仕訳の具体例(会場のレンタル費、配布資料の費用など)
では、会場のレンタル費用について考えてみましょう。通常の会議が目的で会場をレンタルした場合は、「会議費」として計上します。しかし、セミナーや研修の目的で会場を借りたとすれば、勘定科目は「研修費」となります。
配布資料についても同様です。通常の会議で使用するなら「会議費」ですが、セミナー開催に必要な場合は「研修費」として計上することができます。ほかにも交通費や消耗品費など、セミナー開催にまつわる費用であれば、研修費とすることができる場合がほとんどです。
研修費として処理が可能なものは次のとおり
セミナー開催にかかる費用は国税庁が定める教育訓練費であり、「研修費」として処理することができます。前述の会場レンタル費や配布資料の費用以外にも、次のような費用が研修費として計上可能です。
【研修費にできる項目】
・他社が主催する研修会や研究会、セミナーや教育訓練などへの参加費
・自社が主催する研修会やセミナー、教育訓練などの開催費用
・自社が主催する研修会などの講師への謝礼金及び交通費
・研修時に使用するテキストなどの印刷消耗品費
・研修などで必要な書籍などの購入費
・研修などの運営費
・研修などで使用するための外部施設費用
研修先までの交通費や宿泊費などは含めない
国税庁によると、教育訓練費とは「法人がその使用人(役員の親族など役員と特殊の関係のある使用人及び使用人兼務役員を除く)の職務に必要な技術又は知識を習得させ、又は向上させるために支出する費用」と提示されています。
そのため、研修会場までの交通費や宿泊費、夜の懇親会にかかった費用などは職務の習得に直接関係がないため、研修費とは別に計上したほうがよいでしょう。会場までの交通費や宿泊費は「旅費交通費」、懇親会の費用については「接待交際費」などと計上するのが一般的です。

まとめ

セミナーを開催するには、多くの費用がかかります。次回の参考とするためにも、正しい仕訳をおこなうことが大切でしょう。勘定科目は「交通費」や「会議費」といった名目で見るのではなく、何のために使ったお金なのか「支出の目的」を考えてみるとわかりやすくなります。
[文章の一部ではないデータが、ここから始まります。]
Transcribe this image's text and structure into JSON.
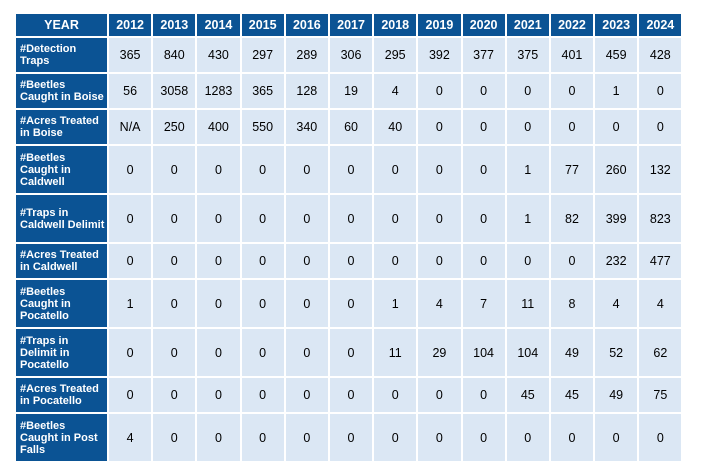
{
  "table": {
    "corner_header": "YEAR",
    "years": [
      "2012",
      "2013",
      "2014",
      "2015",
      "2016",
      "2017",
      "2018",
      "2019",
      "2020",
      "2021",
      "2022",
      "2023",
      "2024"
    ],
    "rows": [
      {
        "label": "#Detection Traps",
        "values": [
          "365",
          "840",
          "430",
          "297",
          "289",
          "306",
          "295",
          "392",
          "377",
          "375",
          "401",
          "459",
          "428"
        ]
      },
      {
        "label": "#Beetles Caught in Boise",
        "values": [
          "56",
          "3058",
          "1283",
          "365",
          "128",
          "19",
          "4",
          "0",
          "0",
          "0",
          "0",
          "1",
          "0"
        ]
      },
      {
        "label": "#Acres Treated in Boise",
        "values": [
          "N/A",
          "250",
          "400",
          "550",
          "340",
          "60",
          "40",
          "0",
          "0",
          "0",
          "0",
          "0",
          "0"
        ]
      },
      {
        "label": "#Beetles Caught in Caldwell",
        "values": [
          "0",
          "0",
          "0",
          "0",
          "0",
          "0",
          "0",
          "0",
          "0",
          "1",
          "77",
          "260",
          "132"
        ]
      },
      {
        "label": "#Traps in Caldwell Delimit",
        "values": [
          "0",
          "0",
          "0",
          "0",
          "0",
          "0",
          "0",
          "0",
          "0",
          "1",
          "82",
          "399",
          "823"
        ]
      },
      {
        "label": "#Acres Treated in Caldwell",
        "values": [
          "0",
          "0",
          "0",
          "0",
          "0",
          "0",
          "0",
          "0",
          "0",
          "0",
          "0",
          "232",
          "477"
        ]
      },
      {
        "label": "#Beetles Caught in Pocatello",
        "values": [
          "1",
          "0",
          "0",
          "0",
          "0",
          "0",
          "1",
          "4",
          "7",
          "11",
          "8",
          "4",
          "4"
        ]
      },
      {
        "label": "#Traps in Delimit in Pocatello",
        "values": [
          "0",
          "0",
          "0",
          "0",
          "0",
          "0",
          "11",
          "29",
          "104",
          "104",
          "49",
          "52",
          "62"
        ]
      },
      {
        "label": "#Acres Treated in Pocatello",
        "values": [
          "0",
          "0",
          "0",
          "0",
          "0",
          "0",
          "0",
          "0",
          "0",
          "45",
          "45",
          "49",
          "75"
        ]
      },
      {
        "label": "#Beetles Caught in Post Falls",
        "values": [
          "4",
          "0",
          "0",
          "0",
          "0",
          "0",
          "0",
          "0",
          "0",
          "0",
          "0",
          "0",
          "0"
        ]
      }
    ]
  },
  "colors": {
    "header_bg": "#0b5394",
    "cell_bg": "#dbe7f4",
    "header_text": "#ffffff"
  }
}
ただし冒頭でも解説したように、勘定科目については、法律による厳格な決めごとはありません。そのため、たとえばセミナーで使用した筆記用具の代金を「研修費」にする企業もあれば、そのまま「事務消耗品費」とする企業もあります。
このように、企業によって費用のとらえ方が異なることは珍しくないので、自社の仕訳ルールや支出の目的に応じた勘定科目を使用するようにしてください。